Second, a dispute about the Advance Directives might arise.  Someone might claim that the agent exercised undue influence over the principal.  This is a claim that the principal would have appointed someone different as agent if it weren’t for the undue influence of the person actually named agent.  Such a claim implies that the agent has some improper motive to want to be agent.  If the power of attorney document is recent (recent enough to have been signed when the principal already suffered dementia,) undue influence could easily have occurred.  Claims of undue influence are usually brought by a family member who feels that he or she should have been named agent.

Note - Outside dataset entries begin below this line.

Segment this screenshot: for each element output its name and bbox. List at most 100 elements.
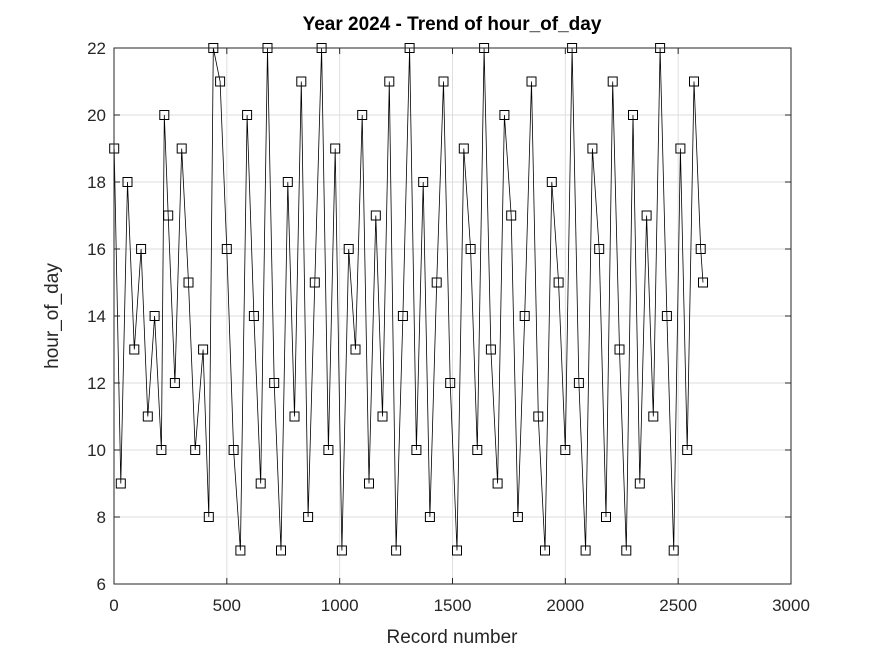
data-point-marker (323, 445, 334, 455)
data-point-marker (424, 512, 435, 522)
data-point-marker (397, 311, 408, 321)
data-point-marker (587, 143, 598, 154)
data-point-marker (560, 445, 571, 455)
data-point-marker (198, 344, 209, 355)
data-point-marker (634, 478, 645, 489)
data-point-marker (573, 378, 584, 388)
data-point-marker (156, 445, 167, 455)
data-point-marker (203, 512, 214, 522)
data-point-marker (136, 244, 147, 254)
grid-lines (114, 48, 791, 584)
series-group (109, 43, 708, 556)
data-point-marker (289, 411, 300, 422)
data-point-marker (526, 76, 537, 87)
data-point-marker (242, 110, 253, 120)
y-tick-label: 10 (87, 441, 106, 460)
data-point-marker (163, 210, 174, 221)
y-tick-label: 8 (97, 508, 106, 527)
data-point-marker (485, 344, 496, 355)
x-tick-label: 0 (109, 596, 118, 615)
data-point-marker (296, 76, 307, 87)
series-line (113, 47, 704, 551)
data-point-marker (391, 545, 402, 556)
data-point-marker (499, 110, 510, 120)
data-point-marker (648, 411, 659, 422)
data-point-marker (546, 177, 557, 187)
data-point-marker (519, 311, 530, 321)
data-point-marker (661, 311, 672, 321)
y-tick-label: 16 (87, 240, 106, 259)
data-point-marker (607, 76, 618, 87)
x-tick-label: 1500 (434, 596, 472, 615)
data-point-marker (370, 210, 381, 221)
data-point-marker (641, 210, 652, 221)
data-point-marker (115, 478, 126, 489)
x-tick-label: 2000 (546, 596, 584, 615)
data-point-marker (458, 143, 469, 154)
data-point-marker (675, 143, 686, 154)
data-point-marker (159, 110, 170, 120)
axis-ticks: 0 500 1000 1500 2000 2500 3000 6 8 10 12 14 16 18 20 22 (87, 39, 810, 615)
data-point-marker (248, 311, 259, 321)
x-tick-label: 3000 (772, 596, 810, 615)
y-tick-label: 18 (87, 173, 106, 192)
data-point-marker (465, 244, 476, 254)
data-point-marker (330, 143, 341, 154)
y-axis-label: hour_of_day (42, 263, 63, 369)
data-point-marker (682, 445, 693, 455)
data-point-marker (235, 545, 246, 556)
data-point-marker (129, 344, 140, 355)
y-tick-label: 20 (87, 106, 106, 125)
data-point-marker (553, 277, 564, 288)
data-point-marker (350, 344, 361, 355)
data-point-marker (343, 244, 354, 254)
data-point-marker (142, 411, 153, 422)
data-point-marker (215, 76, 226, 87)
data-point-marker (309, 277, 320, 288)
data-point-marker (695, 244, 706, 254)
data-point-marker (506, 210, 517, 221)
data-point-marker (614, 344, 625, 355)
x-axis-label: Record number (387, 627, 519, 648)
data-point-marker (176, 143, 187, 154)
data-point-marker (492, 478, 503, 489)
data-point-marker (621, 545, 632, 556)
x-tick-label: 2500 (659, 596, 697, 615)
data-point-marker (689, 76, 699, 87)
data-point-marker (418, 177, 429, 187)
data-point-marker (269, 378, 280, 388)
data-point-marker (364, 478, 374, 489)
data-point-marker (149, 311, 160, 321)
y-tick-label: 12 (87, 374, 106, 393)
data-point-marker (282, 177, 293, 187)
data-point-marker (183, 277, 194, 288)
data-point-marker (336, 545, 347, 556)
data-point-marker (698, 277, 708, 288)
y-tick-label: 22 (87, 39, 106, 58)
data-point-marker (122, 177, 133, 187)
data-point-marker (580, 545, 591, 556)
data-point-marker (384, 76, 395, 87)
data-point-marker (357, 110, 368, 120)
data-point-marker (601, 512, 611, 522)
chart-title: Year 2024 - Trend of hour_of_day (303, 14, 602, 35)
data-point-marker (628, 110, 638, 120)
data-point-marker (431, 277, 442, 288)
y-tick-label: 14 (87, 307, 106, 326)
data-point-marker (452, 545, 462, 556)
data-point-marker (303, 512, 314, 522)
data-point-marker (594, 244, 605, 254)
data-point-marker (445, 378, 456, 388)
data-point-marker (438, 76, 449, 87)
x-tick-label: 1000 (321, 596, 359, 615)
data-point-marker (411, 445, 422, 455)
data-point-marker (169, 378, 180, 388)
data-point-marker (533, 411, 544, 422)
data-point-marker (540, 545, 550, 556)
data-point-marker (668, 545, 679, 556)
data-point-marker (377, 411, 388, 422)
y-tick-label: 6 (97, 575, 106, 594)
data-point-marker (190, 445, 201, 455)
data-point-marker (512, 512, 523, 522)
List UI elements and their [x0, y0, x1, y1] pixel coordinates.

Third, someone might claim that the agent was named by mistake, implying that the principal meant to name someone else.  Using my family, for example, my Dad and his brothers (in birth order) are John, Joe, Jim, and Charlie.  If Joe were named as his mother’s agent, John could argue that it was a mistake because, as oldest, he was the logical choice to be agent.  The fact that both names start with the letters “jo” makes the claim of mistake more plausible.

Fourth, the principal may have named more than one agent.  (I do not mean a successor agent.)  If two or more agents were named, either in the same power of attorney document or in separate documents, the agents could disagree.  In the case of a disagreement, no decisions get made.

If the principal, who now suffers from dementia has previously appointed someone to act as agent through power of attorney documents, the principal planned ahead.  That’s great and it usually means that the person who can make decisions is easily identifiable.  In some instances, though, complications arise that make it hard to determine who is in charge.

Legal Issues when Someone has Dementia – Leave Instructions about your Long Term Care Planning

This week’s discussion is brief.  It doesn’t take much explanation.  It states what should be obvious, but many people still overlook these issues.

When you need long term care, you may not be in a position to tell your family about the setting that you prefer in which to receive care (, nursing home, assisted living, or in your home with a home care company.)  Likewise, you may not be in a position to explain to your family the strategy you adopted for dealing with long term care costs.  (If you’ve bought long term care insurance or set up a trust, for example, your family may not know.  In addition, you might qualify for VA benefits, but your family may not know where to find your discharge papers.)

Leave instructions, or talk over these issues with someone before hand.